配信日時:2021/12/23 15:04 配信元:REUTERS

[東京 23日 ロイター] - 日銀の黒田東彦総裁は23日、経団連の審議員会で講演し、為替の円安について「家計所得に及ぼすマイナスの影響も強まっている可能性がある」とする一方、基本的にはプラスの効果の方が大きいとの見解を示した。日銀の政策スタンスについては、日本のインフレ率は物価目標を下回って推移していることから、現在の強力な金融緩和を粘り強く続けることが基本になると述べた。

黒田総裁は、為替はファンダメンタルズを反映して安定的に推移することが重要だと指摘。
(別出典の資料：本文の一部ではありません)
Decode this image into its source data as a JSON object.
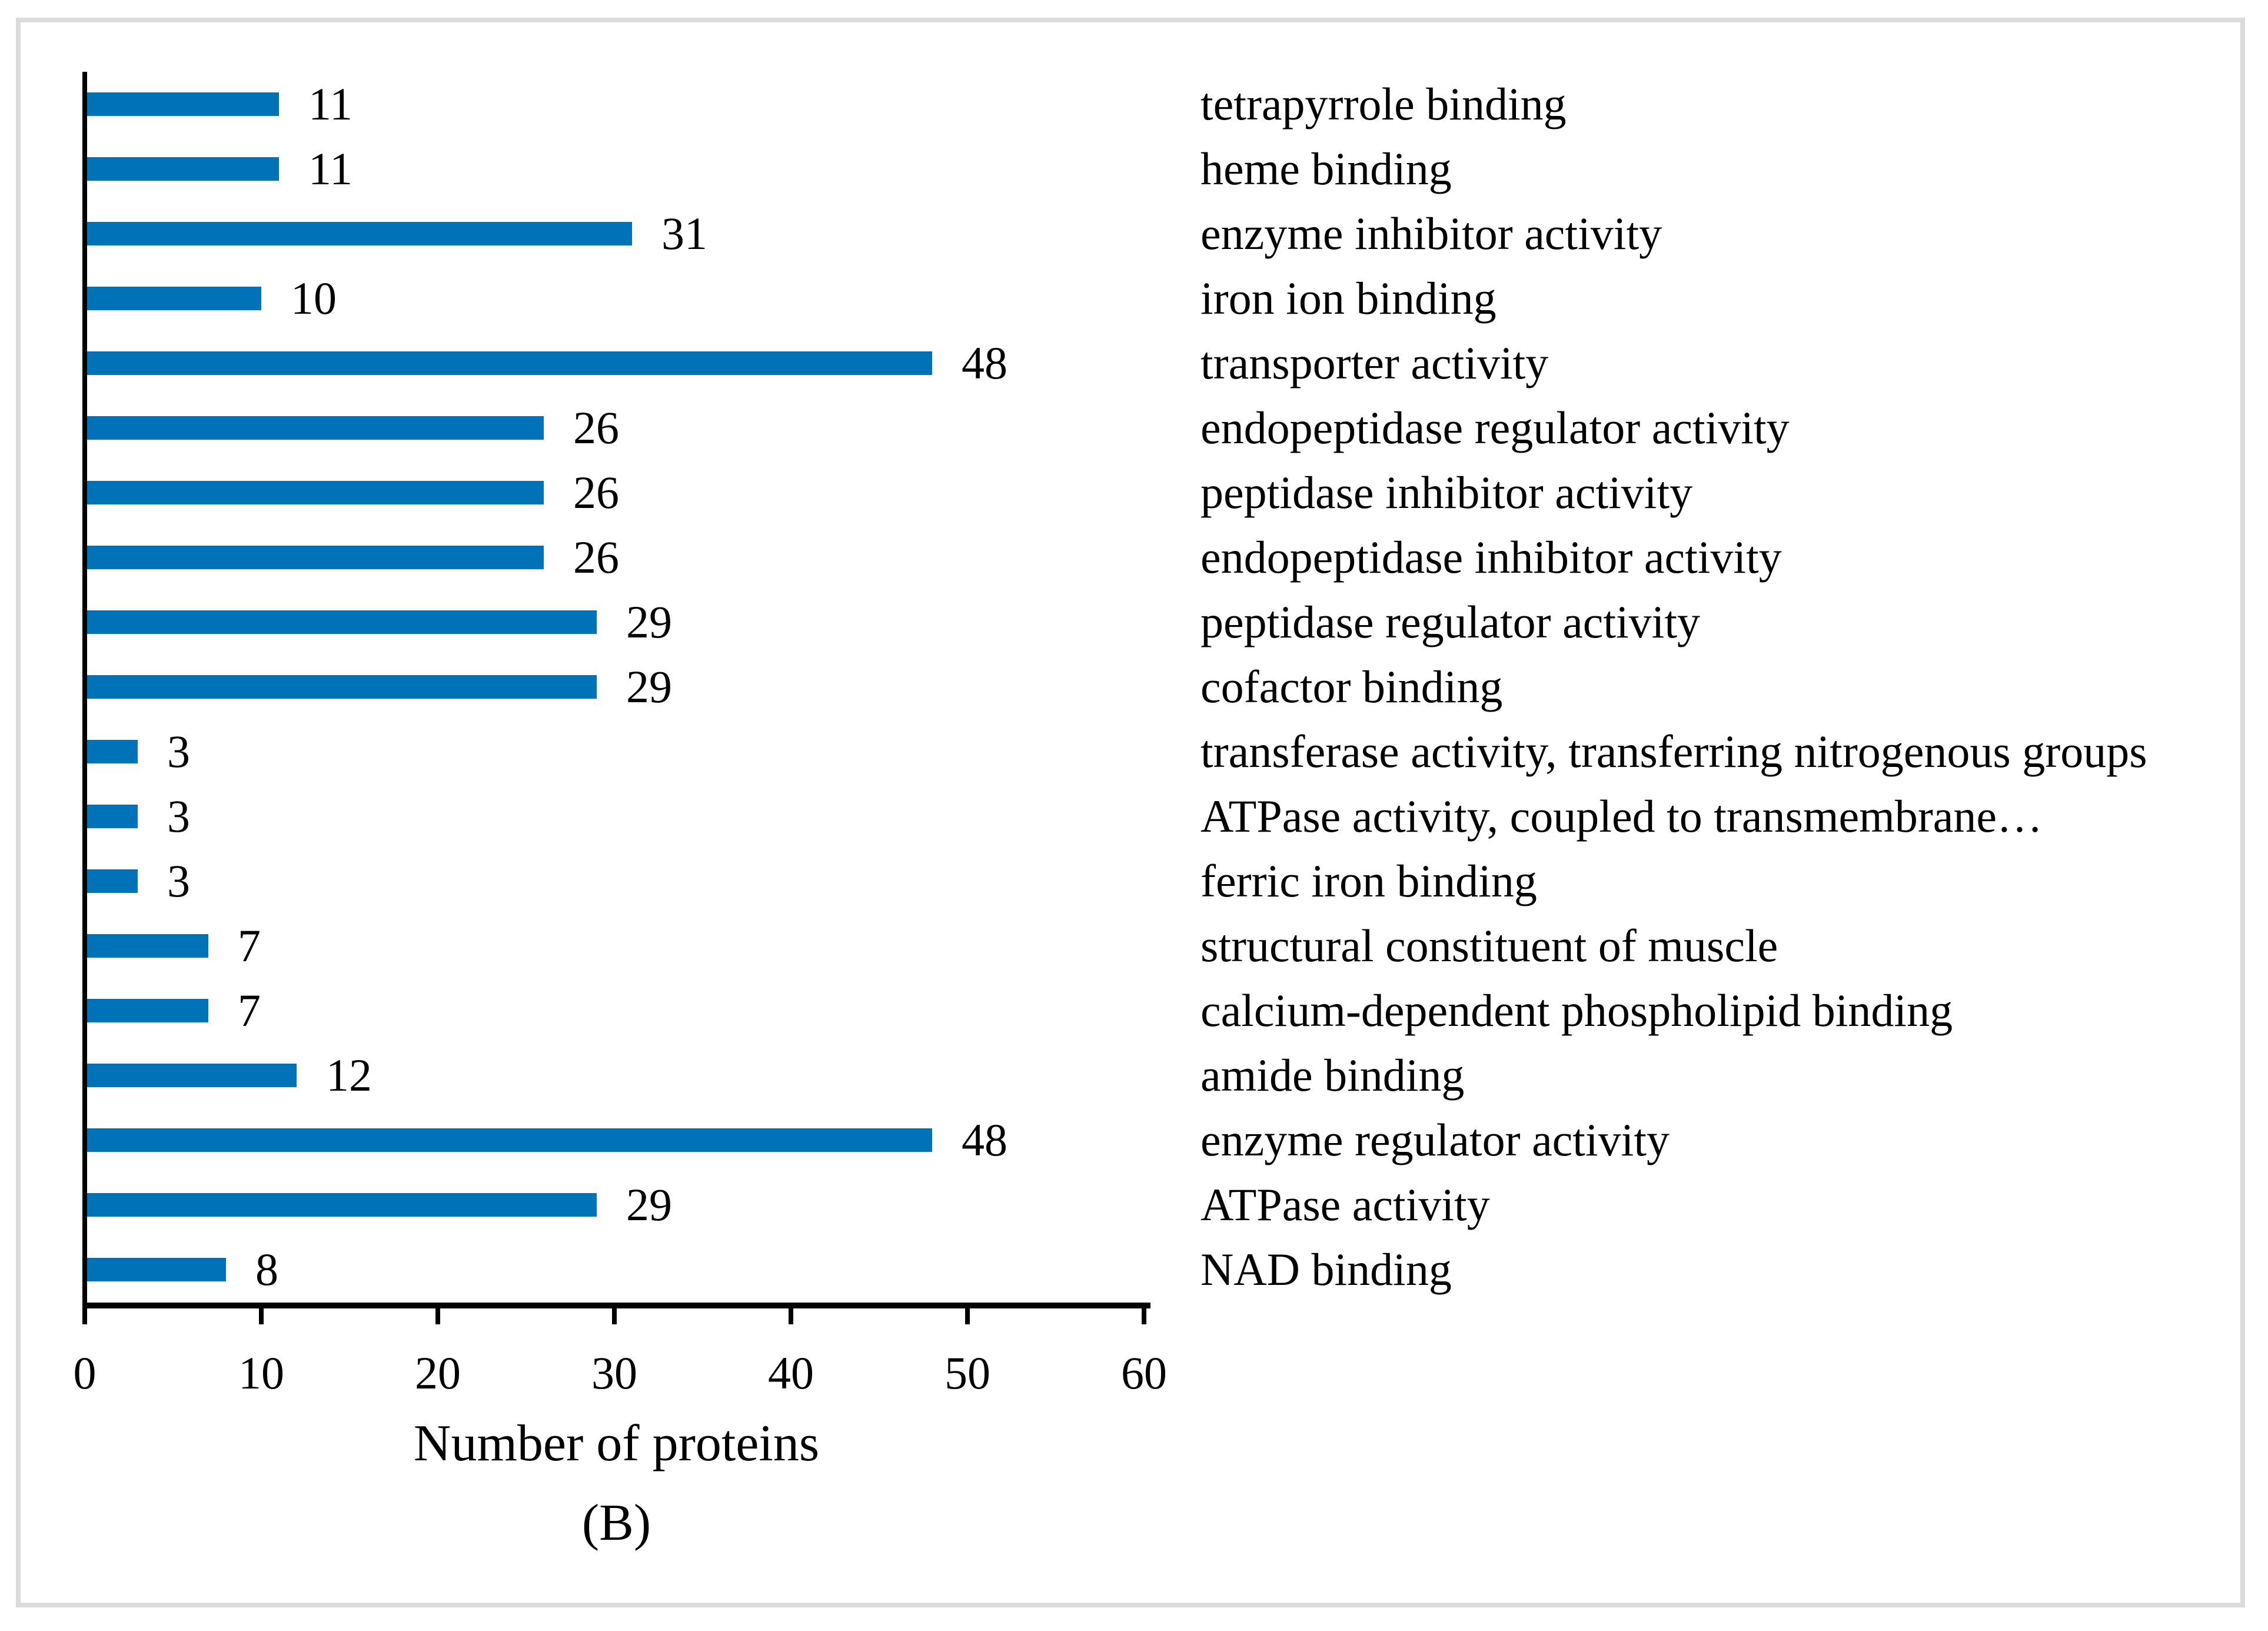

近年は円安が耐久消費財の価格を押し上げる効果が強まっていることが確認できると述べた。もっとも、日本における円安の動きは、方向として経済と物価をともに押し上げるという基本的な構図に変化はなく、プラス面の方が大きいとの認識を示した。

総裁は、日銀の緩和は民間による事業活動や投資を行いやすくしていると指摘。為替の安定も、企業活動の不確実性低下につながっていると語った。企業の支出が積極化し、経済の成長力が高まっていけば、緩和効果は一段と強まり、2%の物価目標の実現にも近づいていくことが期待できると述べた。